Le monde était à présent de béton et d’hommes, en quantité égale.Juste ce qu’il fallait d’équilibre.
Les murs gris s’étendaient à l’infini. Ils abritaient les ultimes habitants de la Terre, agglutinés par milliards dans des souricières minuscules. Leur vieillissement bloqué dans leur trentaine. Immortels. Le rêve de l’humanité…
Et quel rêve ! Entassés dans une misère grandissante, nourris à renfort de pastilles chimiques et d’eau synthétique.
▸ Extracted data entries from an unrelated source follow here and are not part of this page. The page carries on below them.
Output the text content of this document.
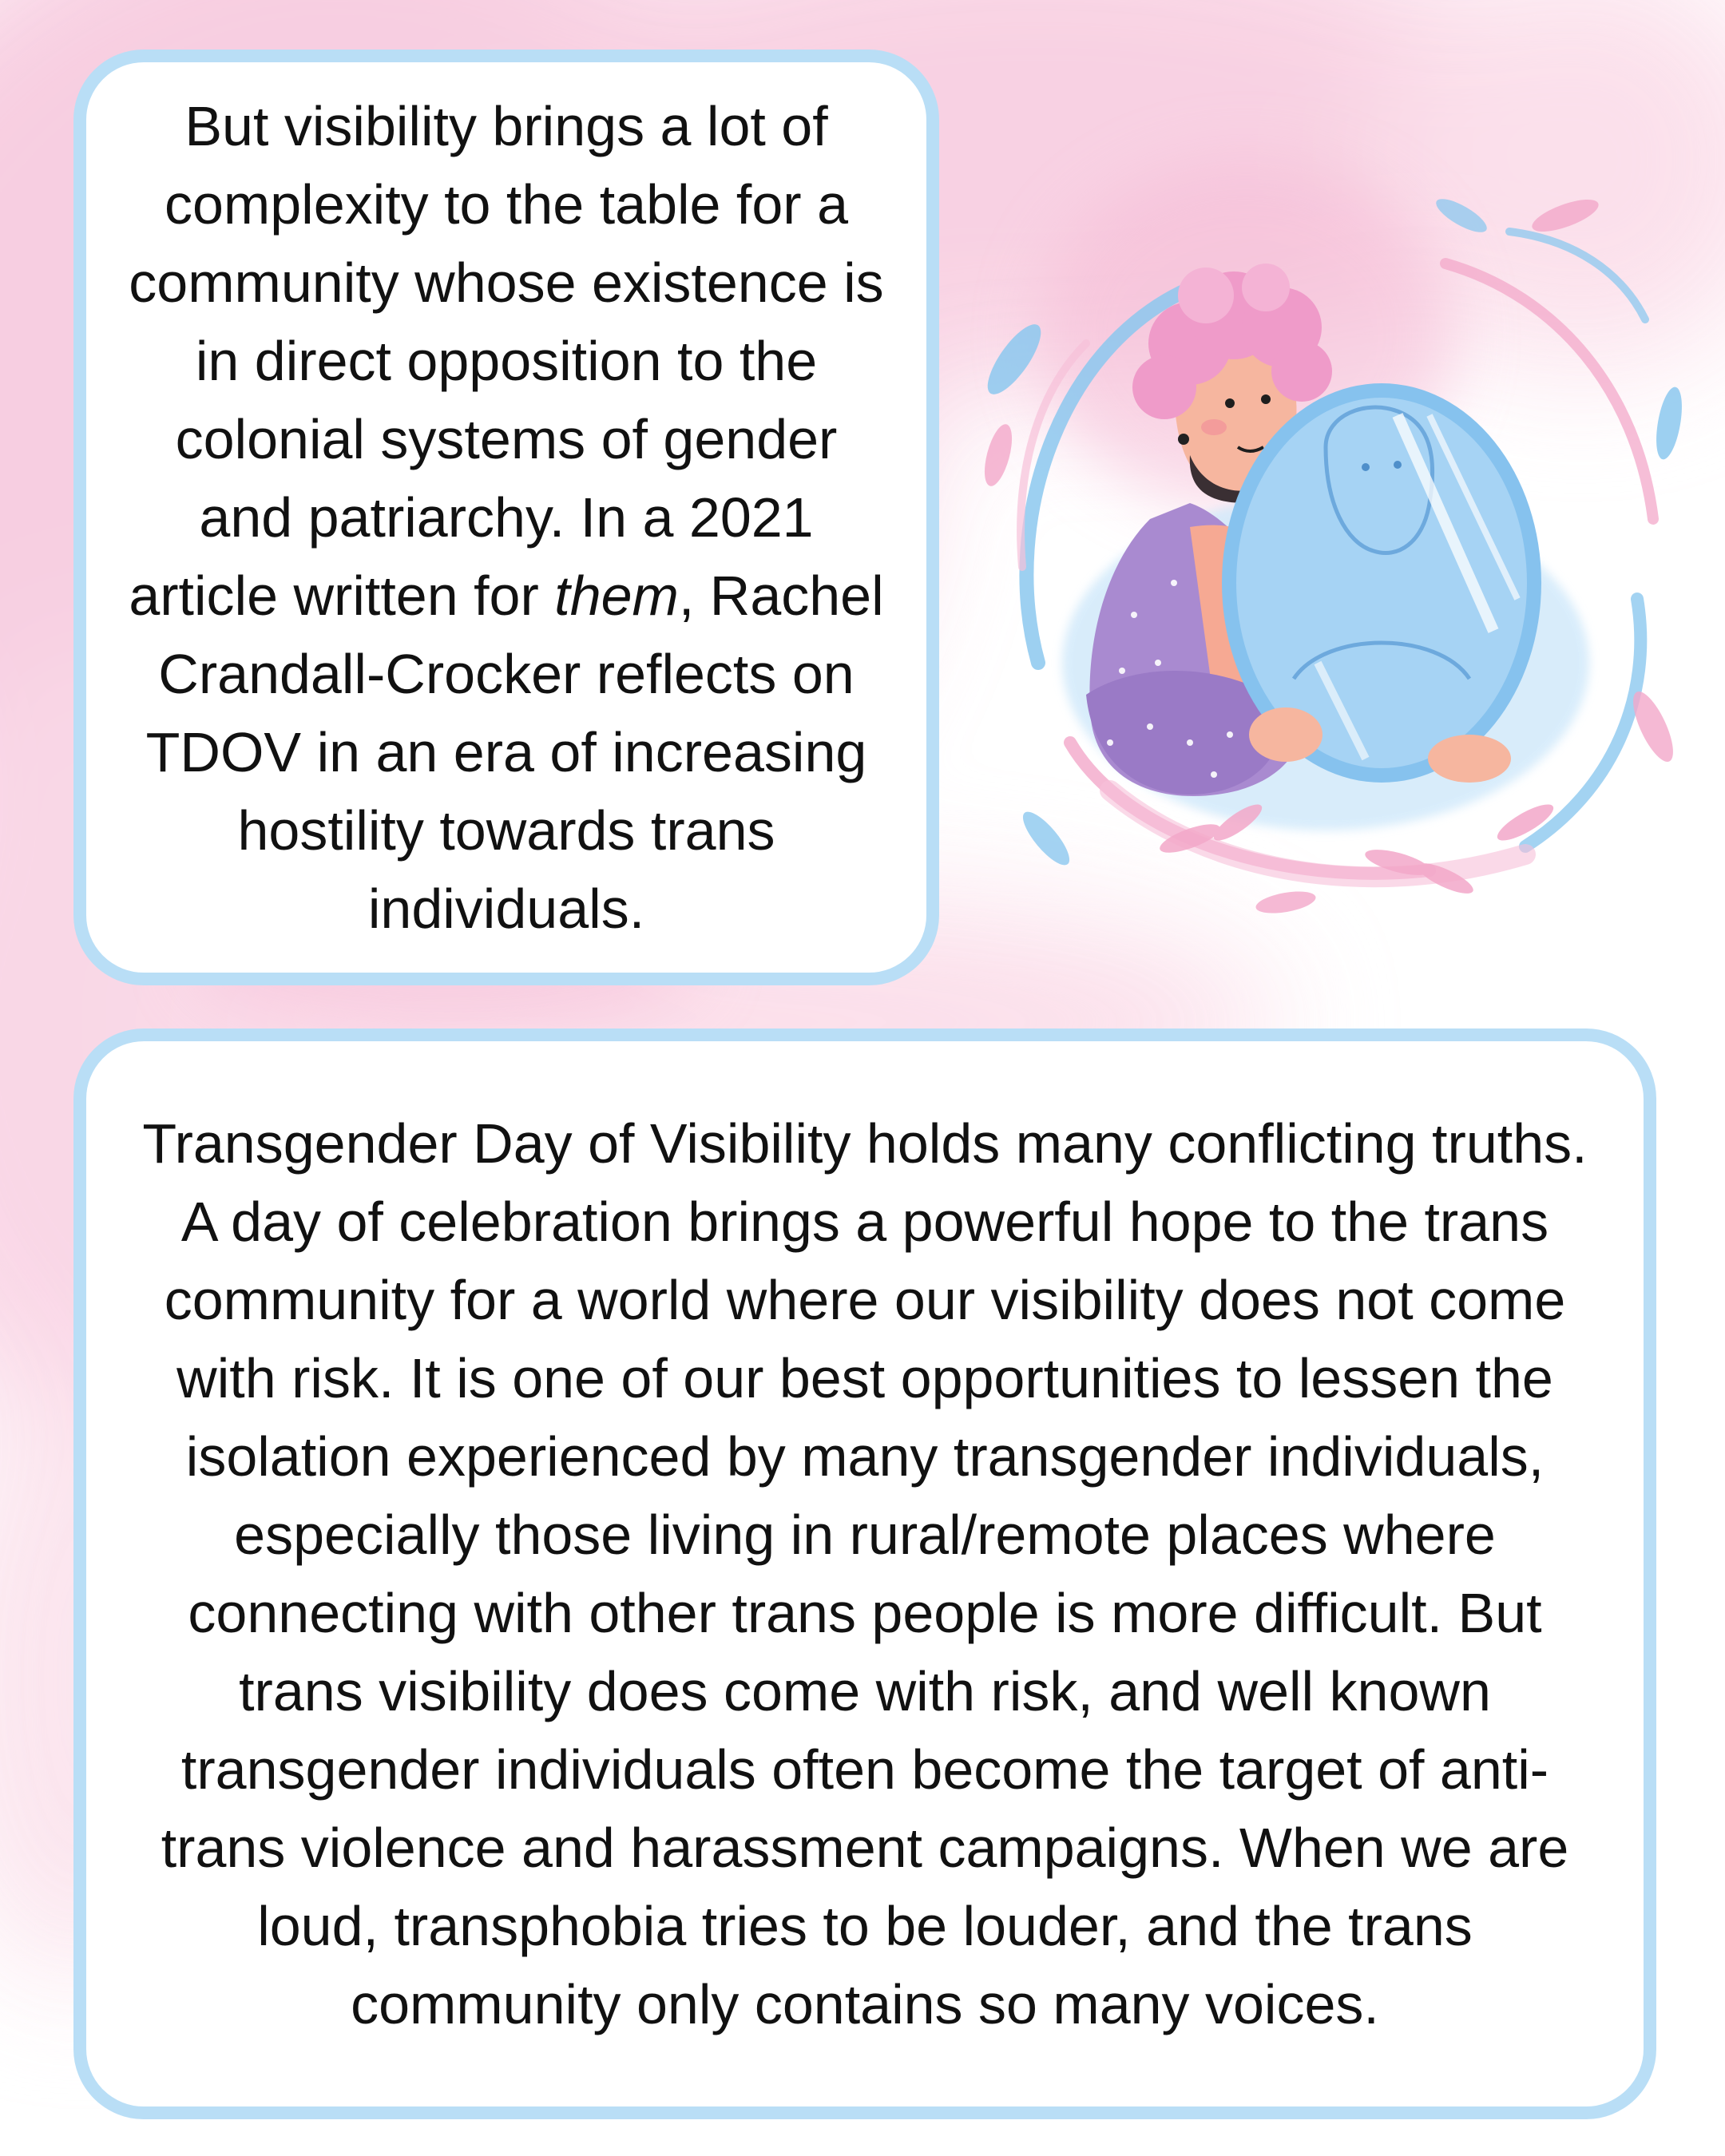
But visibility brings a lot of complexity to the table for a community whose existence is in direct opposition to the colonial systems of gender and patriarchy. In a 2021 article written for them, Rachel Crandall-Crocker reflects on TDOV in an era of increasing hostility towards trans individuals.

Transgender Day of Visibility holds many conflicting truths. A day of celebration brings a powerful hope to the trans community for a world where our visibility does not come with risk. It is one of our best opportunities to lessen the isolation experienced by many transgender individuals, especially those living in rural/remote places where connecting with other trans people is more difficult. But trans visibility does come with risk, and well known transgender individuals often become the target of anti-trans violence and harassment campaigns. When we are loud, transphobia tries to be louder, and the trans community only contains so many voices.
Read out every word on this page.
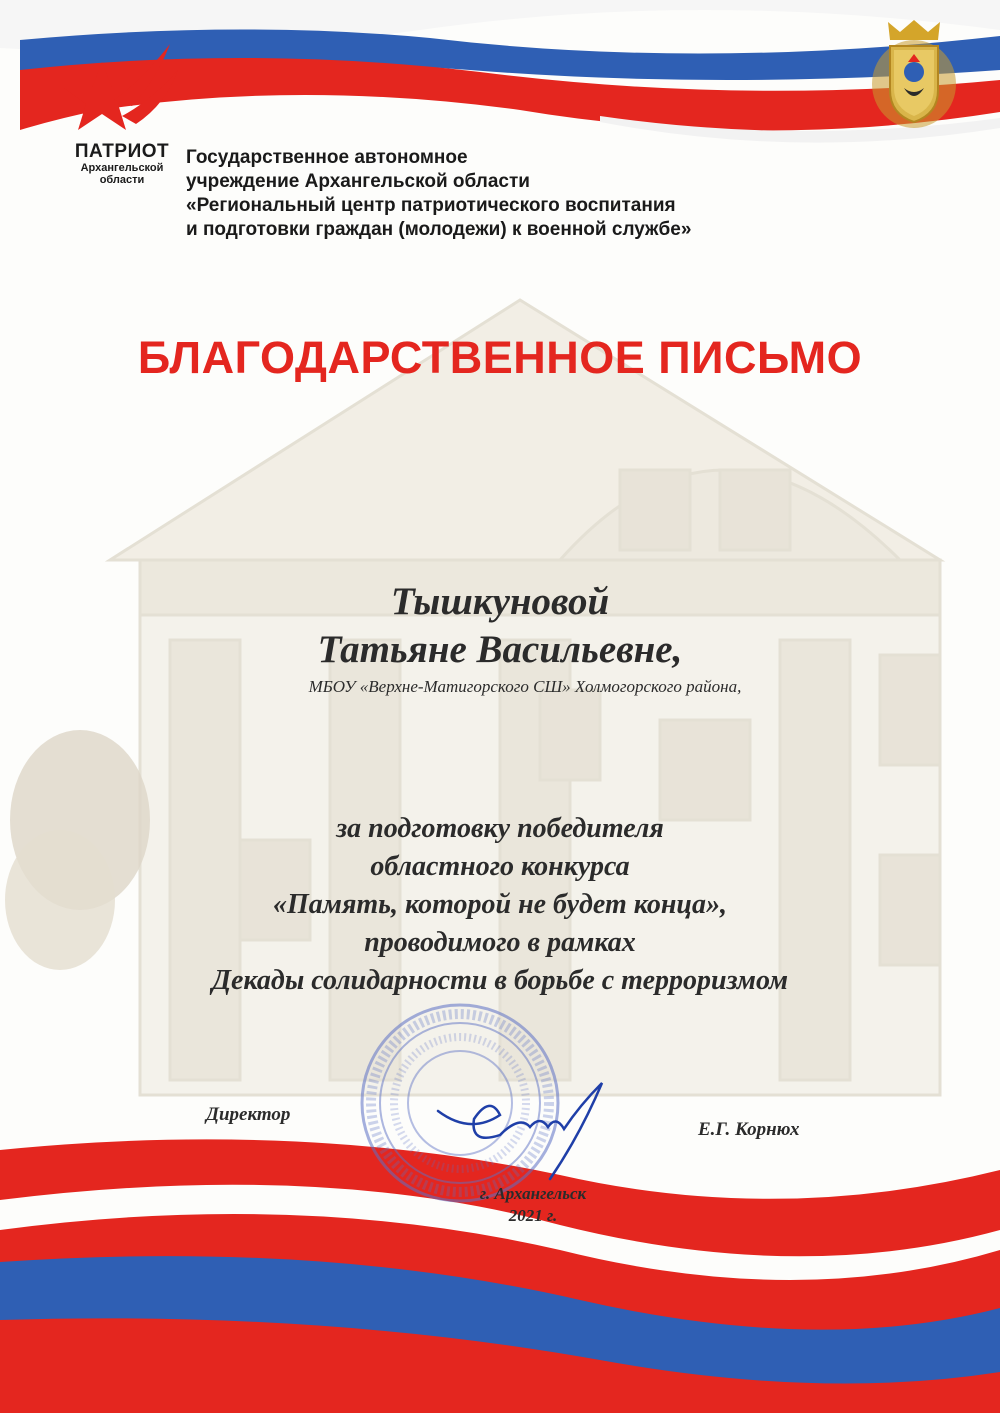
ПАТРИОТ
Архангельской
области
Государственное автономное
учреждение Архангельской области
«Региональный центр патриотического воспитания
и подготовки граждан (молодежи) к военной службе»
БЛАГОДАРСТВЕННОЕ ПИСЬМО
Тышкуновой
Татьяне Васильевне,
МБОУ «Верхне-Матигорского СШ» Холмогорского района,
за подготовку победителя
областного конкурса
«Память, которой не будет конца»,
проводимого в рамках
Декады солидарности в борьбе с терроризмом
Директор
Е.Г. Корнюх
г. Архангельск
2021 г.
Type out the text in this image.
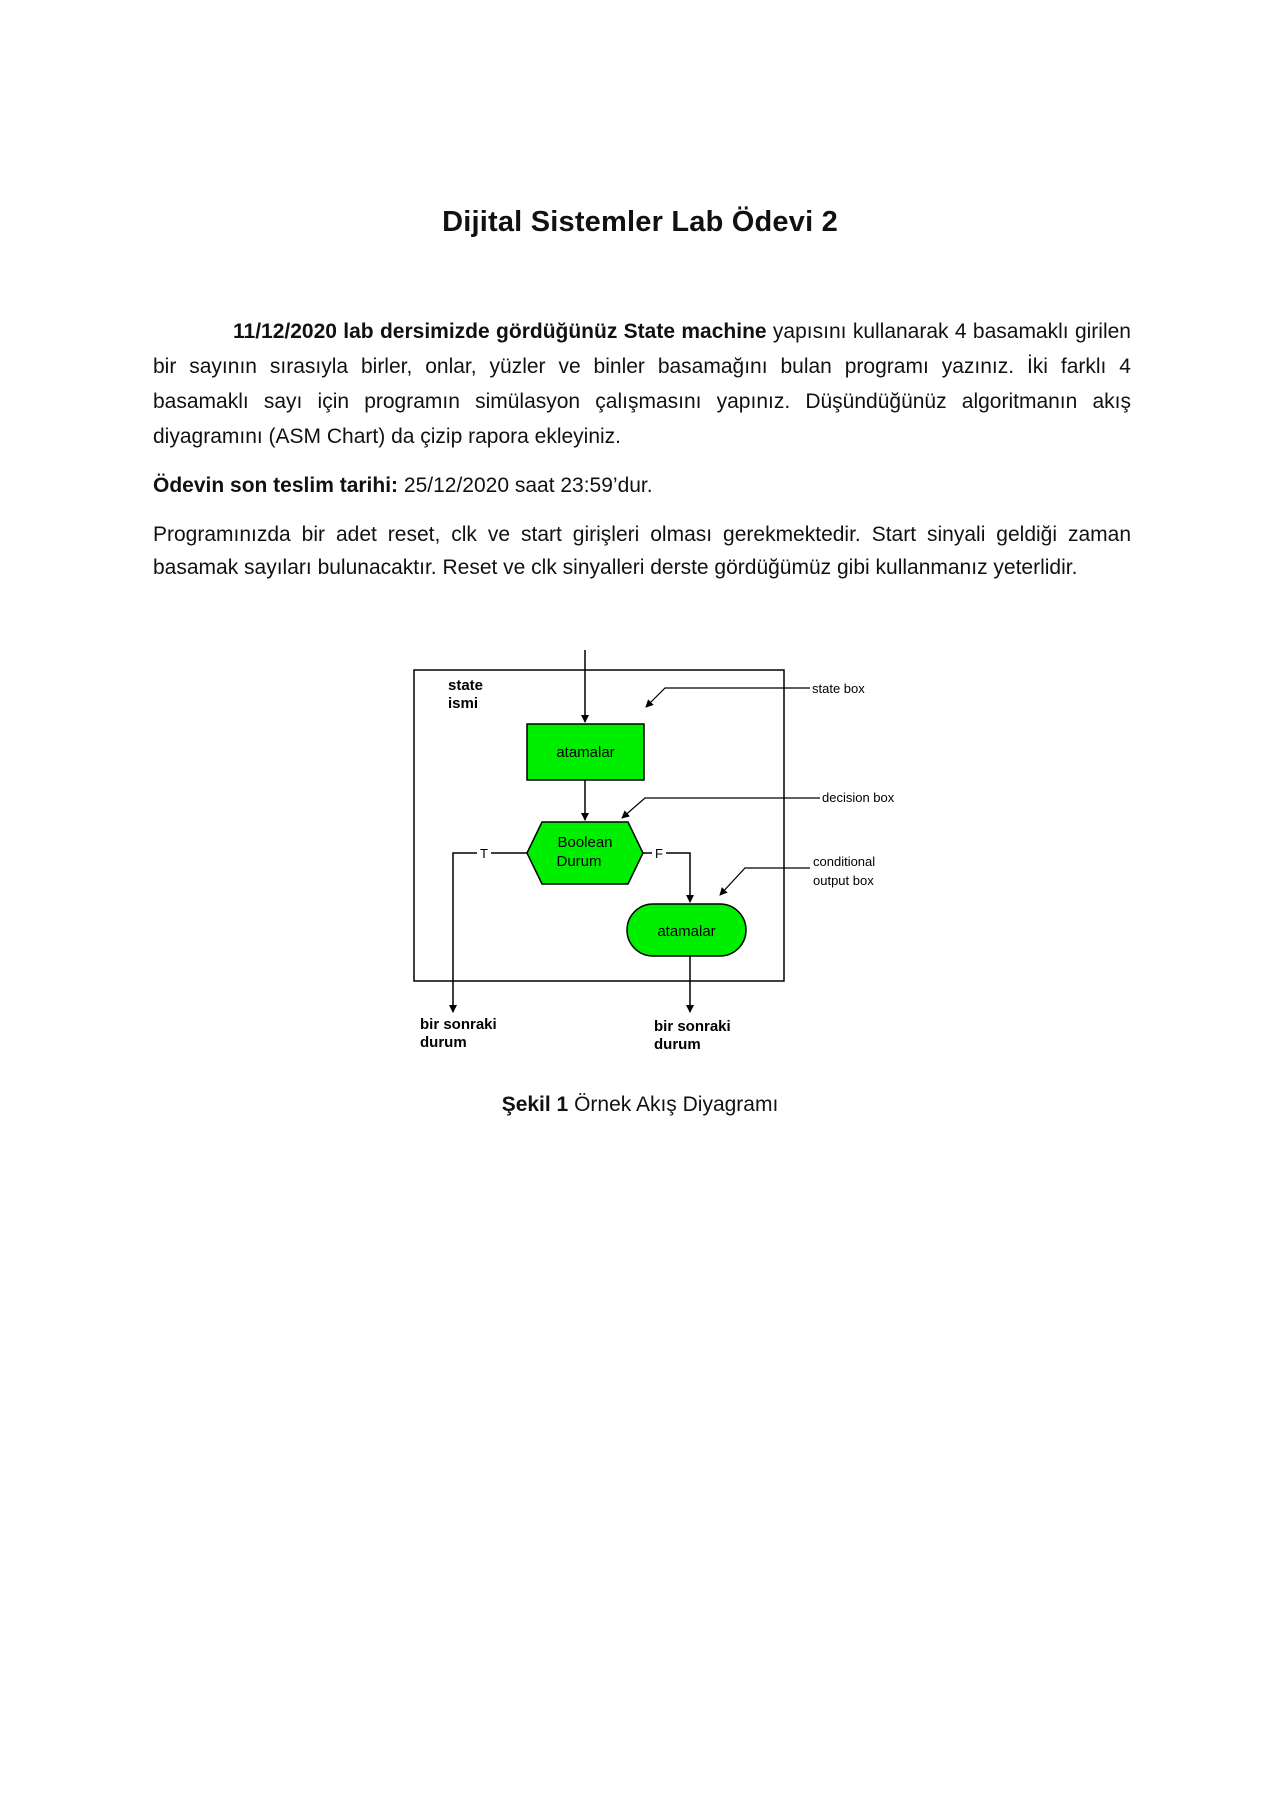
Dijital Sistemler Lab Ödevi 2

11/12/2020 lab dersimizde gördüğünüz State machine yapısını kullanarak 4 basamaklı girilen bir sayının sırasıyla birler, onlar, yüzler ve binler basamağını bulan programı yazınız. İki farklı 4 basamaklı sayı için programın simülasyon çalışmasını yapınız. Düşündüğünüz algoritmanın akış diyagramını (ASM Chart) da çizip rapora ekleyiniz.

Ödevin son teslim tarihi: 25/12/2020 saat 23:59’dur.

Programınızda bir adet reset, clk ve start girişleri olması gerekmektedir. Start sinyali geldiği zaman basamak sayıları bulunacaktır. Reset ve clk sinyalleri derste gördüğümüz gibi kullanmanız yeterlidir.

state
ismi
atamalar
Boolean
Durum
T	F
atamalar
bir sonraki
durum
bir sonraki
durum
state box
decision box
conditional
output box

Şekil 1 Örnek Akış Diyagramı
Pourtant, nous étions prêts à tout pour garder ce statu quo, cet équilibre précaire qui garantissait notre survie. Une naissance pour une renaissance, telle demeurait l’unique loi démographique. Les listes d’attente pour concevoir un enfant devaient effectuer trois fois le tour de la planète, maintenant !
Elle allait supplier, je m'y attendais, comme les centaines d’autres avant elle. Certes, certains faisaient preuve de courage devant la mort. Néanmoins, l’immense majorité des condamnés à la renaissance sollicitait à corps et à cris la clémence des institutions qu’ils avaient sciemment bafouées. Un pardon qu’ils savaient pourtant impossible.
Le soleil sans pitié accélère sa course. Il se rue tel un animal vers son reflet, outré de cette concurrence inconcevable. Leur rencontre brutale fait flamboyer le désert d’une couleur rouge sang. Bientôt, les derniers rayons agonisants se mêleront aux ténèbres grandissantes. Le froid reprendra alors son règne.
Nous vivions dans un équilibre précaire qui garantissait à notre espèce sa survie. Qu’il soit inégalitaire ou corrompu n’y changeait rien. Je ne croyais pas plus en Dieu que dans le monde parfait.
La vie et la mort se côtoyaient dans ses chairs. Elles se battaient l’une contre l’autre dans un combat formidable joué d’avance. L’équilibre n’avait pas sa place dans cette lutte.